肺自体は健康ですが、呼吸に異常が現れ始めます。
呼吸器の症状は深刻で、蘇生を要するような呼吸停止状態に陥ることもあります。
通常、私たちは呼吸によって空気を吸い込み、肺に酸素を送り込んで、二酸化炭素を排出するガス交換作業を行っています。(この作業を換気といいます)
肺に酸素がうまく取り込めずに低酸素状態に陥れば、息苦しさを感じます。
しかし、ROHHADの場合は、肺でのガス交換がうまくいかず、「低換気」と呼ばれる状態に陥ることがありますが、自覚症状がありません。
この状態は「高二酸化炭素血症」「低酸素血症」と同様に深刻な状態です。
低換気症状は、睡眠中に陥る傾向がありますが、深刻な場合には、覚醒中にも低換気が起こることがあります。
一方で、低換気症状が現れない場合もありますが、今後の経過を注意深く観察する必要があります。
対症療法
低換気の治療には、低換気の程度に応じて、以下のような対症療法があります。
カニューレによる酸素投与
BIPAP(マスクタイプ)装着による換気方法
気管切開をして常時人工呼吸器を装着する換気方法
早期段階でこれらの換気サポートを開始することが、非常に重要です
低換気状態では、体が非常に疲れやすくなり、眠気が強くなることがあります。
しかし、酸素投与やBIPAPなどの呼吸器を使用せずに眠らせることは非常に危険です。うとうと状態やお昼寝時にも最善の注意が必要です。

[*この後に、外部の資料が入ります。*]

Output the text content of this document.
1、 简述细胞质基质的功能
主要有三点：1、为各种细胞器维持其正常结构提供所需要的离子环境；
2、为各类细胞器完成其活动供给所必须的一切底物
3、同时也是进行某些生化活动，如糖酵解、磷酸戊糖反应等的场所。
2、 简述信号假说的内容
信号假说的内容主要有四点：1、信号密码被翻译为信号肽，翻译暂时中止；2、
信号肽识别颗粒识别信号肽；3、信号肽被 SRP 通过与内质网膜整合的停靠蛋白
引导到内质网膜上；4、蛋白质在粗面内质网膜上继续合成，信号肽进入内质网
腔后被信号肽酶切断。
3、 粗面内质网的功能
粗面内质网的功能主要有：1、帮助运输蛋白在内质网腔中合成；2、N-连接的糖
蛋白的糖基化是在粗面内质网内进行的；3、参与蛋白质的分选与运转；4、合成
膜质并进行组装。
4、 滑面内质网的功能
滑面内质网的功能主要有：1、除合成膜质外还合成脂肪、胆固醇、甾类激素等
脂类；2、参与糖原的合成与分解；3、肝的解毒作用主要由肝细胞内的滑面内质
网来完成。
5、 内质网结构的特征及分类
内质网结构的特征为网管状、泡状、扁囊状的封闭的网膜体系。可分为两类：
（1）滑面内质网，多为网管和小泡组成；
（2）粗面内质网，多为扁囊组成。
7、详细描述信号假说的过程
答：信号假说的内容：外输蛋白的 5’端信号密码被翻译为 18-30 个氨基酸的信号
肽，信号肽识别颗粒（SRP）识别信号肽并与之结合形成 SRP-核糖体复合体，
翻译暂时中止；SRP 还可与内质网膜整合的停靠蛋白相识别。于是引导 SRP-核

近年、人工的に横隔膜を動かす装置を体内に植込み、横隔膜に電気による刺激を行い呼吸補助を行う「横隔膜ペーシング」という新しい治療法があります。
しかし、国内ではROHHADに対するこの治療法の実例報告はなく、安全性が保障されていないため、ROHHAD患者に対しては実施されていません。